Circle around the library, heading down the road (west) in front of its entrance, toward the tall (26-story) Morrill Tower dormitory off in the distance to the right. En route, you’ll pass two world-class athletic facilities: the McCorkle Aquatic Center on the left, the Recreation and Physical Activity Center (RPAC) on the right. Go down the steps, make a right turn and then a quick left, and run between the tennis courts. When you emerge from the courts, there’s a large field with football yard markers. But this is not the football team’s practice field—that’s across the river. This is the practice field of TBDBITL (The Best Damn Band in the Land). They really are damn good, and, if you’re lucky, it’s football season, you can watch the 200-plus members go through the paces of one of their intricate, fast-marching formations.
Past the practice field, turn right (north) and run through Buckeye Grove, where a tree is planted in honor of every one of the storied football program’s All-American players—meaning there are a lot of trees here. A veritable forest of Buckeye legends. Once through the grove, you’ve arrived at the famed Ohio Stadium, or the “Shoe.” It opened in 1922, was the first horseshoe-shaped, double-decked stadium and seats 102,780 scarlet-and-gray-clad fanatics. A lap around the stadium is about half a mile.

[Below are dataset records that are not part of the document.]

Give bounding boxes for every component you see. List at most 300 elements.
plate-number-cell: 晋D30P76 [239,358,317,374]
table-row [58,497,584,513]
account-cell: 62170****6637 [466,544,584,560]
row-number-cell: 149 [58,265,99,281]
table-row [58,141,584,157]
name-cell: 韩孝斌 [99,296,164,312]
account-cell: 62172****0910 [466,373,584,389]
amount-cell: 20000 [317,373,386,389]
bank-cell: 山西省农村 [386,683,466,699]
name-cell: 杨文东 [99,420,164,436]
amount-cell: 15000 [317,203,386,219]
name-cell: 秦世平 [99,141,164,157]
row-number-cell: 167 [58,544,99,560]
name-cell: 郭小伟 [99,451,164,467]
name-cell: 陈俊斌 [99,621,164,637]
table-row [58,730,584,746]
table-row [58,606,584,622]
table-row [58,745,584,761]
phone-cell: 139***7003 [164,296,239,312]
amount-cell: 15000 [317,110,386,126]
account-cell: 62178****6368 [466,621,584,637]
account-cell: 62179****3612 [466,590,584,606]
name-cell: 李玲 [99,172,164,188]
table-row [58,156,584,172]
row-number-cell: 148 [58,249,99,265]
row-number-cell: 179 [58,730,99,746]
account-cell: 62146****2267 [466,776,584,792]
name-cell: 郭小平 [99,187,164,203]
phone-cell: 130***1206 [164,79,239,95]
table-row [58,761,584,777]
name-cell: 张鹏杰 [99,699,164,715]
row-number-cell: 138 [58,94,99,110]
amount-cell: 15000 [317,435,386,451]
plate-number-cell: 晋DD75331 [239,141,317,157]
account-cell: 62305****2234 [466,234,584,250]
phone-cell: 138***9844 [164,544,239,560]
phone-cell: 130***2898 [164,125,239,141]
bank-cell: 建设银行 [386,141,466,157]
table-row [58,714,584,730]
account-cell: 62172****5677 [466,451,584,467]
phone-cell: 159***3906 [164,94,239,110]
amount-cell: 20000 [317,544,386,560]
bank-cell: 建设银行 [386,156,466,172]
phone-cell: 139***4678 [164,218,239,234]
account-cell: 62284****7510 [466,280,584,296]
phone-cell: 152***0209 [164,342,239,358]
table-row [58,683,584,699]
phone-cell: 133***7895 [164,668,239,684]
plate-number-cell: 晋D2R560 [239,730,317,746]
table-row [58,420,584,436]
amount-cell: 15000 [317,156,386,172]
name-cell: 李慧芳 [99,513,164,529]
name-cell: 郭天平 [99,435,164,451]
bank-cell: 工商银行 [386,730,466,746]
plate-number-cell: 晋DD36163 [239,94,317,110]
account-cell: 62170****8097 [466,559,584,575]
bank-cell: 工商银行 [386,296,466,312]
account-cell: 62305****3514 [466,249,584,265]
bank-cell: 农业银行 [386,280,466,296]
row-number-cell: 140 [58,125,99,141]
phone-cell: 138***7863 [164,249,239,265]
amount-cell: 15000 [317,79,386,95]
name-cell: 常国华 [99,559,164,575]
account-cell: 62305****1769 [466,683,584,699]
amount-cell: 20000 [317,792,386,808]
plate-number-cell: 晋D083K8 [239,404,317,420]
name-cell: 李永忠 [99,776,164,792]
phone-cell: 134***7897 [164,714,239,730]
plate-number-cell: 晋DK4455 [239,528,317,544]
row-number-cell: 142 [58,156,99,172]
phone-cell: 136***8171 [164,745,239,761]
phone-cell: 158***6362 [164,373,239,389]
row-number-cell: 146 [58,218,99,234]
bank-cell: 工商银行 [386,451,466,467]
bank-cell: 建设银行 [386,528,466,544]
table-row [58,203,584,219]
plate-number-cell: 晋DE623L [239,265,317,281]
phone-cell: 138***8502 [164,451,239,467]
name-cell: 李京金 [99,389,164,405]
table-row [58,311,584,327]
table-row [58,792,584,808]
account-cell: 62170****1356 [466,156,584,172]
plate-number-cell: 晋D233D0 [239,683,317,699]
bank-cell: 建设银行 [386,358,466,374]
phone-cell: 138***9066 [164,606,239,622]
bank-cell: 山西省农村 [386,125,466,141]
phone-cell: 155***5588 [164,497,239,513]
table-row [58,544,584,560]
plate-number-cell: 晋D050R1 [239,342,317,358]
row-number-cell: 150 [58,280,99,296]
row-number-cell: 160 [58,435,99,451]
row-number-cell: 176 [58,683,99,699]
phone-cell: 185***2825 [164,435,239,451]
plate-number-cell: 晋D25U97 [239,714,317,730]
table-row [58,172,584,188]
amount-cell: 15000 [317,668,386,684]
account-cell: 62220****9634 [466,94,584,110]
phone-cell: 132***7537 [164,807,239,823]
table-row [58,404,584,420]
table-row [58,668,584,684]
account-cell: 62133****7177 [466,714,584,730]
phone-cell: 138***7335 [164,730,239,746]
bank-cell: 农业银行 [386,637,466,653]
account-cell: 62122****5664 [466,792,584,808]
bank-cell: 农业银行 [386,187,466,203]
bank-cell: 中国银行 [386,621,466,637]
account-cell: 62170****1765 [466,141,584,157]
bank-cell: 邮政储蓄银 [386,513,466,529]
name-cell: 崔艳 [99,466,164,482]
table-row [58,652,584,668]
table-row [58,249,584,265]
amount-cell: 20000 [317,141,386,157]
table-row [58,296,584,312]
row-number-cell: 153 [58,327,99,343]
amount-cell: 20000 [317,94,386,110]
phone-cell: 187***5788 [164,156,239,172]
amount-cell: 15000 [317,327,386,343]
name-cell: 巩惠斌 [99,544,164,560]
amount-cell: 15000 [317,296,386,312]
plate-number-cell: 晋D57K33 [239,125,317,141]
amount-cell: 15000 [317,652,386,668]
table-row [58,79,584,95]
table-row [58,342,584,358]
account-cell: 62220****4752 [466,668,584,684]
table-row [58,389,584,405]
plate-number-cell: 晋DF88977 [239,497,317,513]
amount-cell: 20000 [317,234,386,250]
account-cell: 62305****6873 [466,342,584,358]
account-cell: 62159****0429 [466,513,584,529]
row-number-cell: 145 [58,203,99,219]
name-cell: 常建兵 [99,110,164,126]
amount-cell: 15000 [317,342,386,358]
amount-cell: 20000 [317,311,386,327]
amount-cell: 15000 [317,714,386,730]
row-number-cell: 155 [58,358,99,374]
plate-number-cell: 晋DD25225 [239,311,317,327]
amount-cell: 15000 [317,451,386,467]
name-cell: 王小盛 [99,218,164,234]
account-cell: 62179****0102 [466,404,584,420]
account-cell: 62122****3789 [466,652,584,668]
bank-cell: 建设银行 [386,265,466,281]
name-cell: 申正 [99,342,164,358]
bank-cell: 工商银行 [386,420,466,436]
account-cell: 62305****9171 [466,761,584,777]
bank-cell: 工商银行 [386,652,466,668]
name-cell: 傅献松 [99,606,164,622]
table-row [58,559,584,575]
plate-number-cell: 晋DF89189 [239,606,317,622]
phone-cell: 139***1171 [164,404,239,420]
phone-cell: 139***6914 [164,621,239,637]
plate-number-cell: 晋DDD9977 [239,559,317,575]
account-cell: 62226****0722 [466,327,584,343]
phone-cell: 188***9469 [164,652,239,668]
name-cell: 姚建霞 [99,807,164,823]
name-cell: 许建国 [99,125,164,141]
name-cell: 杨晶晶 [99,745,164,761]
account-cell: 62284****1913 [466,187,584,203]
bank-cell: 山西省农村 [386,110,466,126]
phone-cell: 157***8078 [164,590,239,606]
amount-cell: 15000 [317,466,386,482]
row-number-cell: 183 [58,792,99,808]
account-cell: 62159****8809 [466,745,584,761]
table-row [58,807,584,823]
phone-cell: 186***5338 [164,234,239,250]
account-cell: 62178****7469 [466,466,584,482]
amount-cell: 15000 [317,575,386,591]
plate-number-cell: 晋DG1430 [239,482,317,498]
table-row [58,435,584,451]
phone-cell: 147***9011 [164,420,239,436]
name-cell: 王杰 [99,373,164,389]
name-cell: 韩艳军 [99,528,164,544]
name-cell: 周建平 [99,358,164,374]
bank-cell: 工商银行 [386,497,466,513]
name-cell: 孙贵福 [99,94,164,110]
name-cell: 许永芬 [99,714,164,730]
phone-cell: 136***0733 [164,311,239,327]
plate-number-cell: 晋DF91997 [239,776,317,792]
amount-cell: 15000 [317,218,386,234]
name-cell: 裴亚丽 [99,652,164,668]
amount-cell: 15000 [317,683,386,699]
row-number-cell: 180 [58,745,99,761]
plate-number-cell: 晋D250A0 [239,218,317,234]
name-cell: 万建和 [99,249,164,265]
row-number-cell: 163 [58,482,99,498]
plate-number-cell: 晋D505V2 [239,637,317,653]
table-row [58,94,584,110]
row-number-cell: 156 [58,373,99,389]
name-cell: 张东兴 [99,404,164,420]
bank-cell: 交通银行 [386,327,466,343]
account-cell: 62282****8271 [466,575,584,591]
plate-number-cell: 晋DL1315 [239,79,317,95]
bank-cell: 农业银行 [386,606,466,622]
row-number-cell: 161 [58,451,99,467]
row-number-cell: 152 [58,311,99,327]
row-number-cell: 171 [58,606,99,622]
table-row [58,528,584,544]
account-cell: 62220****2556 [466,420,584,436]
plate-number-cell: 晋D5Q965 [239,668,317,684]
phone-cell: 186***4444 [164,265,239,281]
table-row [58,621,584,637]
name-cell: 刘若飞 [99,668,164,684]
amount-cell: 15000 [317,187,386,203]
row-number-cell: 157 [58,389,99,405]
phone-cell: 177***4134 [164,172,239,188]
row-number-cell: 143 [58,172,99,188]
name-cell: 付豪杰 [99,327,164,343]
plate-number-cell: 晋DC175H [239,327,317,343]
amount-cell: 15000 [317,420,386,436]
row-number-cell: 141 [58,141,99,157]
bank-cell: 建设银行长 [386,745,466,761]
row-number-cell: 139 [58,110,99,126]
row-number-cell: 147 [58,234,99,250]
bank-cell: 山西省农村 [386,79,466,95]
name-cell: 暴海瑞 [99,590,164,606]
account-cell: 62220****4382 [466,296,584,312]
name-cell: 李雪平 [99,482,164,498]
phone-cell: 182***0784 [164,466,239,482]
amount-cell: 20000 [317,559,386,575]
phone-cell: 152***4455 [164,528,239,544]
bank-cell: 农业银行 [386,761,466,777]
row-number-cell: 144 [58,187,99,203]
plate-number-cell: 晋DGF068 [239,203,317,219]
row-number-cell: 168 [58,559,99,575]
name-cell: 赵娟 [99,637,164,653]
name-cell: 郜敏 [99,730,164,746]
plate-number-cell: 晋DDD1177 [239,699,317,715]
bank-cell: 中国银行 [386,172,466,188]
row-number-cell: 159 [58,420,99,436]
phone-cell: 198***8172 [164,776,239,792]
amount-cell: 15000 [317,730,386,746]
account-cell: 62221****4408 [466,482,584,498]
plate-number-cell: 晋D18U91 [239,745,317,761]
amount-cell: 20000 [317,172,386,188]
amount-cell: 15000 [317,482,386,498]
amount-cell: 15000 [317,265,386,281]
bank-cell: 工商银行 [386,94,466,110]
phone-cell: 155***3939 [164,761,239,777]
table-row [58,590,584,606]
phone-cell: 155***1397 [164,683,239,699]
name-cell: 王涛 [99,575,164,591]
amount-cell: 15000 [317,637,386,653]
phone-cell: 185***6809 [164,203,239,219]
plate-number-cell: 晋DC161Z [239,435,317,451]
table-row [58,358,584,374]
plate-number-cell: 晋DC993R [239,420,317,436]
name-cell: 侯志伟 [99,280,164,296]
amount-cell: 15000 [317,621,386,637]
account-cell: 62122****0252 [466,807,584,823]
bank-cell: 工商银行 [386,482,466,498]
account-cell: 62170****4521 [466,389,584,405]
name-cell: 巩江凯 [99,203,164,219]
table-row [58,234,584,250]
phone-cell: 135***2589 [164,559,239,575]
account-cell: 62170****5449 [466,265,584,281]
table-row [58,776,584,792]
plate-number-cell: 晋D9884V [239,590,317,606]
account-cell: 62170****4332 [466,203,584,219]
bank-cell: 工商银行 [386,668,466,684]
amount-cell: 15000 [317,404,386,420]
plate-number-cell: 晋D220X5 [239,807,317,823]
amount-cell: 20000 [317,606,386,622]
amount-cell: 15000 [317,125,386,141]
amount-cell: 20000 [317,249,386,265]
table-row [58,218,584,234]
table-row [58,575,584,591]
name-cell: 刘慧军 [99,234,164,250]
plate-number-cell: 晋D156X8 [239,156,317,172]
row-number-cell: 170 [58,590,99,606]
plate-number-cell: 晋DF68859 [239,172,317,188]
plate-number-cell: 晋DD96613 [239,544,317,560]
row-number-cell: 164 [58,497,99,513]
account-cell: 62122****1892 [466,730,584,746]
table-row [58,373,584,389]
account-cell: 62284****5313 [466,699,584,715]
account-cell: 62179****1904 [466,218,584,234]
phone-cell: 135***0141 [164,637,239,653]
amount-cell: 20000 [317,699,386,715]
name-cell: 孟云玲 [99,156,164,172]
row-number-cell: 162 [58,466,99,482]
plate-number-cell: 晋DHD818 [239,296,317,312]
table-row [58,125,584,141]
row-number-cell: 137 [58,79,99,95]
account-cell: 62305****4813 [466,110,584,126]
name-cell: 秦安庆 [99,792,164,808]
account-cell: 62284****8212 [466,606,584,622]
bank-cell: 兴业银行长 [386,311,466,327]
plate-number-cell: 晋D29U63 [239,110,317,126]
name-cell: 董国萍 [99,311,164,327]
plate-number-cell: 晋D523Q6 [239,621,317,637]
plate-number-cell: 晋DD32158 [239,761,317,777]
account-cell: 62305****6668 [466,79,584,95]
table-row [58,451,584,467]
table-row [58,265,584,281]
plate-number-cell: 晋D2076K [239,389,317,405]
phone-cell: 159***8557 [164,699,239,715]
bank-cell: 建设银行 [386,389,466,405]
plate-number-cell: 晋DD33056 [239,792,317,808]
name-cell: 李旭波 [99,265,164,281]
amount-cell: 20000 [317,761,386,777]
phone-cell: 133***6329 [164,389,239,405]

After completing a lap, head east up the street/hill. Head toward the large, red-brick chimney. This road is Annie & John Glenn Avenue, named in honor of the famed astronaut-turned-U.S. senator and his wife (the John Glenn College of Public Affairs is located just off the southeast corner of the Oval).
Head back to the Oxley statue in the Oval, then a little to the south and down the steps for a lap around Mirror Lake. This is perhaps the most quiet, peaceful and picturesque spot on campus. There’s a student tradition (superstition) that jumping in the small lake during the week before the football game with hated-rival Michigan will bring the team good luck. University officials frown upon it for good reason (swimming in the shallow waters isn’t permitted otherwise). The OSU community also frowns upon saying the word “Michigan,” and instead calls it the “team up north.”
After the lap around Mirror Lake, head back east to where you started. This equals a 5K run. If you’d like to add more miles, you can do multiple laps around the Quad or the Shoe.